La semaine dernière, un violent incendie s’est déclaré dans les forêts du Mont-Caoume, près de Toulon, où il a sévi pendant trois jours, causant un véritable désastre, malgré la promptitude et l’énergie des efforts multipliés pour l’éteindre ou tout au moins le circonscrire.

Dés le début, le sous-préfet avait pris, de concert avec les colonels de l’infanterie de ligne et de l’infanterie coloniale, toutes les mesures que commandaient les circonstances ; ils dirigeaient eux-mêmes les opérations entreprises par les troupes réquisitionnées contre le feu qui, sous l’action du vent, gagnait rapidement du terrain, dévorait bois et broussailles sur une étendue considérable, atteignait les champs voisins, immense foyer éclairant, la nuit, de ses lueurs sinistres, la ville et les faubourgs.

Fantassins, coloniaux, artilleurs, marins de l’escadre, rivalisèrent d’endurance et de vaillance dans cette lutte pleine de périls ; ils comptèrent de nombreux blessés et trois d’entre eux devaient tomber, victimes du devoir.

Le 23, au soir, en combattant le fléau qui redoublait d’intensité entre la commune du Revest, le hameau des Pomets et le fort du Mont-Caoume, les soldats Rougon, originaire de la Seyne (Var), Davayat, du Puy-de-Dôme, et Gabriel, de Gémenos (Bouches-du-Rhône), tous trois appartenant à la 3ème compagnie du 111ème de ligne, étaient brusquement enveloppés d’une épaisse fumée et tombaient dans le brasier incandescent, sous les cendres duquel on les retrouva carbonisés, presque méconnaissables.

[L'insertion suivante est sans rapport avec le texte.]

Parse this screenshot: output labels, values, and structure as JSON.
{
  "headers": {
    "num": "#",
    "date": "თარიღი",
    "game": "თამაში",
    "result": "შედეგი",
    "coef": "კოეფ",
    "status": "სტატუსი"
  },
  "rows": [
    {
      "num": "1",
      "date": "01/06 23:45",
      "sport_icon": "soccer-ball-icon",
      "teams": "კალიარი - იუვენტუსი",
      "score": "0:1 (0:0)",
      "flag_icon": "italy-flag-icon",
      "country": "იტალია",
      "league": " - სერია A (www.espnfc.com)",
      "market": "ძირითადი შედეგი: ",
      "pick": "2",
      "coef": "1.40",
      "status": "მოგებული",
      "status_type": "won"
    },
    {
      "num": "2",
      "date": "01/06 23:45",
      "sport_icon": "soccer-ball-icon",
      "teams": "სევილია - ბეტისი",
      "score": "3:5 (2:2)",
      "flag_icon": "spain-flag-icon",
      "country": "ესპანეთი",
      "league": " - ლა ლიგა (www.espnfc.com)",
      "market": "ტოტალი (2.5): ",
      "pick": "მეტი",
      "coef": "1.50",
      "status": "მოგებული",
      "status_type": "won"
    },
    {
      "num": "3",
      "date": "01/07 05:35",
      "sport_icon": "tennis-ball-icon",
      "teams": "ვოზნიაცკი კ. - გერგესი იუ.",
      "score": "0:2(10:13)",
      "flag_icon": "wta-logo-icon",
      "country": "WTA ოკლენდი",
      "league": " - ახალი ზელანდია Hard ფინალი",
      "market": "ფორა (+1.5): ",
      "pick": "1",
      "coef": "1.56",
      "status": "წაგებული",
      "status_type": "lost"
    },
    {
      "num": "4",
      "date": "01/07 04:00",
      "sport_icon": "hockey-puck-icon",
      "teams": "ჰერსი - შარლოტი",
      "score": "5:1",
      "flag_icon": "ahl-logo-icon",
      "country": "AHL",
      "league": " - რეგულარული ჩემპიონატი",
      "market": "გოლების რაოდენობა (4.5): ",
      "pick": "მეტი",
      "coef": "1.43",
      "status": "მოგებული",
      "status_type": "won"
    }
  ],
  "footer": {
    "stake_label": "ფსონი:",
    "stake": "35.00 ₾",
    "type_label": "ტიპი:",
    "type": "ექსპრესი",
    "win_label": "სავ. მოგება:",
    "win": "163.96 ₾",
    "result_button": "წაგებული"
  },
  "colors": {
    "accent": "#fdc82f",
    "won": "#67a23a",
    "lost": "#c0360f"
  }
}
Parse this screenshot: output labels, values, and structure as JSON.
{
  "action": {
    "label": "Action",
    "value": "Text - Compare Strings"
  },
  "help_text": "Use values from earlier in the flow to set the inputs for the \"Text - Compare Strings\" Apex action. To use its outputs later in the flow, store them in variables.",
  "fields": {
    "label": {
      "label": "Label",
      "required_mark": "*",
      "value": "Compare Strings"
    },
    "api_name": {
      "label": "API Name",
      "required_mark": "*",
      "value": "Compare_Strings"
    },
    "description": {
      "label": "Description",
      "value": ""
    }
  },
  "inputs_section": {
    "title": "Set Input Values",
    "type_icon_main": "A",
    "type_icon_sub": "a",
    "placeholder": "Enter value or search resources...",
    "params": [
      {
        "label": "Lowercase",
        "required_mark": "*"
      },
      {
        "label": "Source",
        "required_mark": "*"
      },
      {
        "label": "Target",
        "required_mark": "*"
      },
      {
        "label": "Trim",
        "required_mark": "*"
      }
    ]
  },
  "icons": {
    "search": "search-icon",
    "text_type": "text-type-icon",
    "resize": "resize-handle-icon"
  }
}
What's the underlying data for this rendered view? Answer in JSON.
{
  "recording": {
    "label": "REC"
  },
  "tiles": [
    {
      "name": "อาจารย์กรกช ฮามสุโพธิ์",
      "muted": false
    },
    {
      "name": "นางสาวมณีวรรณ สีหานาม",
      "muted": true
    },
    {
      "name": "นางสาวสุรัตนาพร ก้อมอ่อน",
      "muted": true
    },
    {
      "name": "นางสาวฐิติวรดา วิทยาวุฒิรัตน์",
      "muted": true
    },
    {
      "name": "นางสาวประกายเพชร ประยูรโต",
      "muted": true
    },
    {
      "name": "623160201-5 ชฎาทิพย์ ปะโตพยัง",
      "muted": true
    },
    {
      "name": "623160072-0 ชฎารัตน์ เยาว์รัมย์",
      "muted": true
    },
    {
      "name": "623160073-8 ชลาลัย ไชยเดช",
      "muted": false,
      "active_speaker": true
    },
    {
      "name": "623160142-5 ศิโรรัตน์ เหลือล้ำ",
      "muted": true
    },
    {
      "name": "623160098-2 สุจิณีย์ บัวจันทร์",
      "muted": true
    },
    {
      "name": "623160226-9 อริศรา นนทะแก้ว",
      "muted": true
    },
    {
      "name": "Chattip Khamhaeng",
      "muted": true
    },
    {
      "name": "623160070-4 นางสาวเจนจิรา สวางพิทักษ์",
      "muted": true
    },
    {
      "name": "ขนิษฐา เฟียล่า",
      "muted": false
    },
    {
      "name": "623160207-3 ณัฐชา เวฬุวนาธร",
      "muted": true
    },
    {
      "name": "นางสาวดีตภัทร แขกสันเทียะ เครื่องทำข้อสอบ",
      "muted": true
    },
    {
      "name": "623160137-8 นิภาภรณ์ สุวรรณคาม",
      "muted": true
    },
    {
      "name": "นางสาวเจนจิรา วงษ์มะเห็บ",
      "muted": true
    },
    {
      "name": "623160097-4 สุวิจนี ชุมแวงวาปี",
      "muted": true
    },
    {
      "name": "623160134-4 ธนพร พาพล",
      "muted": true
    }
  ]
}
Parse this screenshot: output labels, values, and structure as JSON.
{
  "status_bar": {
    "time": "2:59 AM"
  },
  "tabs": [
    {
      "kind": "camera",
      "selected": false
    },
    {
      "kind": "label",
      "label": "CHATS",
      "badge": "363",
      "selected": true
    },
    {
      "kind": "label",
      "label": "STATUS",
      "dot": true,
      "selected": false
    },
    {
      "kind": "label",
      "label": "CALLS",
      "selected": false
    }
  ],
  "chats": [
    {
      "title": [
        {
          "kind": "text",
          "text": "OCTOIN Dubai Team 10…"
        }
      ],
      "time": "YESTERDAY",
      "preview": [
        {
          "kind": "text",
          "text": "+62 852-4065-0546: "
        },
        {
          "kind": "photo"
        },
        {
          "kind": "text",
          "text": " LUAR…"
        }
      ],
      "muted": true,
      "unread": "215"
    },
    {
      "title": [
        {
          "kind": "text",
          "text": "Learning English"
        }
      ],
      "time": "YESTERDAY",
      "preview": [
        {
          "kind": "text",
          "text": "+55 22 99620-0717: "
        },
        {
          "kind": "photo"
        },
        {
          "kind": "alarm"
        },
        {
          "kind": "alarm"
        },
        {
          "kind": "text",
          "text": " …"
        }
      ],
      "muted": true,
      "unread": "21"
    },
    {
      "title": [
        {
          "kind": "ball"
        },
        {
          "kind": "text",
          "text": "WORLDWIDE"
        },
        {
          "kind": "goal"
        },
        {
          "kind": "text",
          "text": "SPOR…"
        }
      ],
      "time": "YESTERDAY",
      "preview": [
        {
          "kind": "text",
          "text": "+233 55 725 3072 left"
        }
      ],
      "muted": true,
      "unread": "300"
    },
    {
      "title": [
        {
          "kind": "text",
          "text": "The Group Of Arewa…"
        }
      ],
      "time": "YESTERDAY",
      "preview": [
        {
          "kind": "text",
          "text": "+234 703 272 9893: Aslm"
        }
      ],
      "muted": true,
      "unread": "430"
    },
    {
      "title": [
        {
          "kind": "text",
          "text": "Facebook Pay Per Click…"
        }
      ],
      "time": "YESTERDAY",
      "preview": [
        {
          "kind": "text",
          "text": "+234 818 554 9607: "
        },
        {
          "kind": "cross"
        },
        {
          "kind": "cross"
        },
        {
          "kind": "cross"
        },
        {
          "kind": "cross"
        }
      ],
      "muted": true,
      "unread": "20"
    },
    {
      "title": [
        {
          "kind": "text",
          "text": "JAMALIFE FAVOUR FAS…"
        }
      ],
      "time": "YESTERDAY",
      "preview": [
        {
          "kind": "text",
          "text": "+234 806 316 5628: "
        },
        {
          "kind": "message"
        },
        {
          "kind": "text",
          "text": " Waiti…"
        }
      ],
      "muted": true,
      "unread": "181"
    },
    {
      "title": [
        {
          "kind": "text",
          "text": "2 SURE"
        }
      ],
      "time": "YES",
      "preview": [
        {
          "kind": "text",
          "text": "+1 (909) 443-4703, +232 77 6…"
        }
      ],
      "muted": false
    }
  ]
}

La famille de Gabriel ayant réclamé son corps, on fit à ses deux camarades d’imposantes funérailles, en présence d’une foule énorme, des troupes sous les armes, des autorités civiles et militaires et du général Mathis, que le ministre de la Guerre avait spécialement délégué pour le représenter à la cérémonie ; une prolonge d’artillerie conduisit les cercueils des malheureux sauveteurs au cimetière de Lagoubran où, devant le monument du « Souvenir français », plusieurs discours furent prononcés.

Ce même jour, 25 août, le feu s’éteignit enfin, et l’on pouvait se rendre compte de l’importance des dommages matériels. Des petits propriétaires, des paysans ont eu leurs récoltes, leurs oliviers, leurs vignes, leurs vergers complètement détruits. La commune du Revest a perdu 400 hectares de forêts, la commune de Toulon plus de 800.